Speaking of Oprah, remember James Frey? A former Gawker intern, Frey is probably better known for the time he made up a best-selling memoir and Oprah yelled at him. Well, he's got a new venture, and it sounds absolutely terrifying.

It's called Full Fathom Five, and it's a fiction factory. As described in this New York Magazine article, Frey basically scoops up young writers in MFA programs, locks them into a pretty shitty contract: $250 for a completed manuscript; 30-40 percent of any revenue that might come from the project—but, oh, there's no audit provision, so you can't actually see exactly how much revenue there is. Then Frey works with them to create highly commercial, highly serializable, film adaptable, product placeable series of young adult fiction. The shop has 27 writers churning out 28 potential series, according to the Wall Street Journal.

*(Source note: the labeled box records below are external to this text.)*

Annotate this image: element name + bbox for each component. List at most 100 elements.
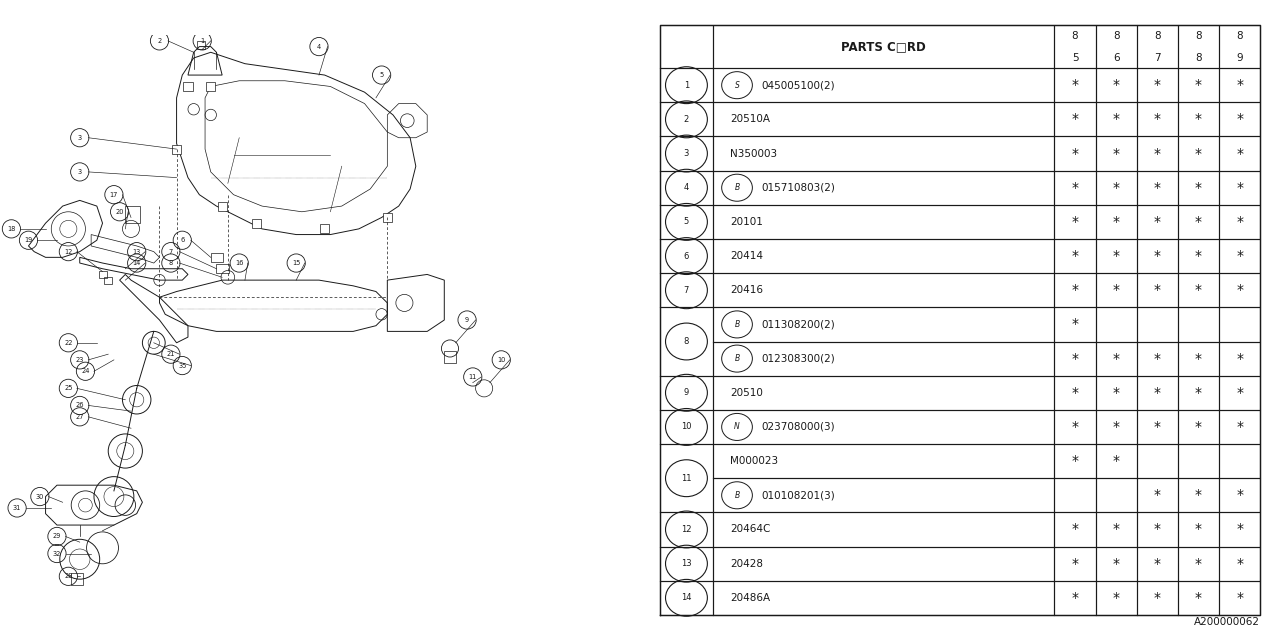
Text: 21: 21 (166, 351, 175, 357)
Text: 8: 8 (1196, 31, 1202, 40)
Text: 31: 31 (13, 505, 22, 511)
Text: *: * (1112, 180, 1120, 195)
Text: 7: 7 (169, 249, 173, 255)
Text: B: B (735, 354, 740, 363)
Bar (125, 206, 140, 223)
Bar (197, 41, 205, 49)
Text: 20101: 20101 (730, 217, 763, 227)
Text: *: * (1196, 147, 1202, 161)
Text: *: * (1153, 113, 1161, 126)
Text: 011308200(2): 011308200(2) (762, 319, 835, 330)
Text: 30: 30 (36, 493, 44, 500)
Text: *: * (1112, 557, 1120, 571)
Text: PARTS C□RD: PARTS C□RD (841, 40, 925, 53)
Text: 9: 9 (1236, 52, 1243, 63)
Text: *: * (1071, 78, 1079, 92)
Bar (383, 213, 392, 222)
Text: *: * (1153, 284, 1161, 297)
Text: 15: 15 (292, 260, 301, 266)
Text: 6: 6 (1112, 52, 1120, 63)
Bar (252, 219, 261, 228)
Text: 015710803(2): 015710803(2) (762, 182, 836, 193)
Text: 11: 11 (468, 374, 477, 380)
Text: 14: 14 (681, 593, 691, 602)
Text: *: * (1236, 147, 1243, 161)
Text: 2: 2 (684, 115, 689, 124)
Text: *: * (1196, 215, 1202, 229)
Text: 20416: 20416 (730, 285, 763, 295)
Text: *: * (1196, 557, 1202, 571)
Text: *: * (1196, 420, 1202, 434)
Text: *: * (1071, 317, 1079, 332)
Text: *: * (1196, 351, 1202, 365)
Text: *: * (1236, 215, 1243, 229)
Text: *: * (1236, 591, 1243, 605)
Text: *: * (1153, 386, 1161, 400)
Text: *: * (1153, 488, 1161, 502)
Text: *: * (1112, 284, 1120, 297)
Bar (172, 145, 182, 154)
Text: *: * (1071, 454, 1079, 468)
Text: 4: 4 (317, 44, 321, 49)
Text: *: * (1112, 420, 1120, 434)
Text: *: * (1153, 78, 1161, 92)
Text: 8: 8 (1071, 31, 1078, 40)
Text: 11: 11 (681, 474, 691, 483)
Text: *: * (1071, 113, 1079, 126)
Text: 20: 20 (115, 209, 124, 215)
Text: *: * (1153, 522, 1161, 536)
Text: 7: 7 (1155, 52, 1161, 63)
Text: B: B (735, 183, 740, 192)
Text: 1: 1 (684, 81, 689, 90)
Text: M000023: M000023 (730, 456, 778, 466)
Text: 5: 5 (1071, 52, 1078, 63)
Text: *: * (1153, 147, 1161, 161)
Text: 32: 32 (52, 550, 61, 557)
Text: *: * (1196, 284, 1202, 297)
Bar (320, 224, 329, 234)
Text: 12: 12 (681, 525, 691, 534)
Text: 045005100(2): 045005100(2) (762, 80, 835, 90)
Text: 5: 5 (684, 218, 689, 227)
Text: *: * (1071, 522, 1079, 536)
Text: *: * (1236, 249, 1243, 263)
Text: 27: 27 (76, 414, 84, 420)
Text: *: * (1112, 147, 1120, 161)
Text: *: * (1071, 147, 1079, 161)
Text: *: * (1196, 78, 1202, 92)
Text: 10: 10 (681, 422, 691, 431)
Text: B: B (735, 320, 740, 329)
Text: *: * (1153, 557, 1161, 571)
Text: 17: 17 (110, 192, 118, 198)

Full Fathom Five's main success has been I Am Number Four, a sci-fi novel that hit the best-seller lists and is now being adapted by Michael Bay and Steven Spielberg into a Dreamworks film. Suzanne Mozes, once a potential contractor with Full Fathom Five, describes in the New York article a meeting she had with Frey about her own idea:

He encouraged me to start imagining product placement-"think Happy Meals"-because merchandise is where you make money in these deals. He mentioned the Mogadorian swords in I Am Number Four, which were described with unusual specificity. "We added that after Spielberg told us he needed stuff to sell."

Whew. It's like Judy Blume meets the Borg. On the plus side, it's nice that James Frey is helping to crush a new generation of writers' lofty aspirations before they get out of school and have to figure out how fucked up everything is for themselves.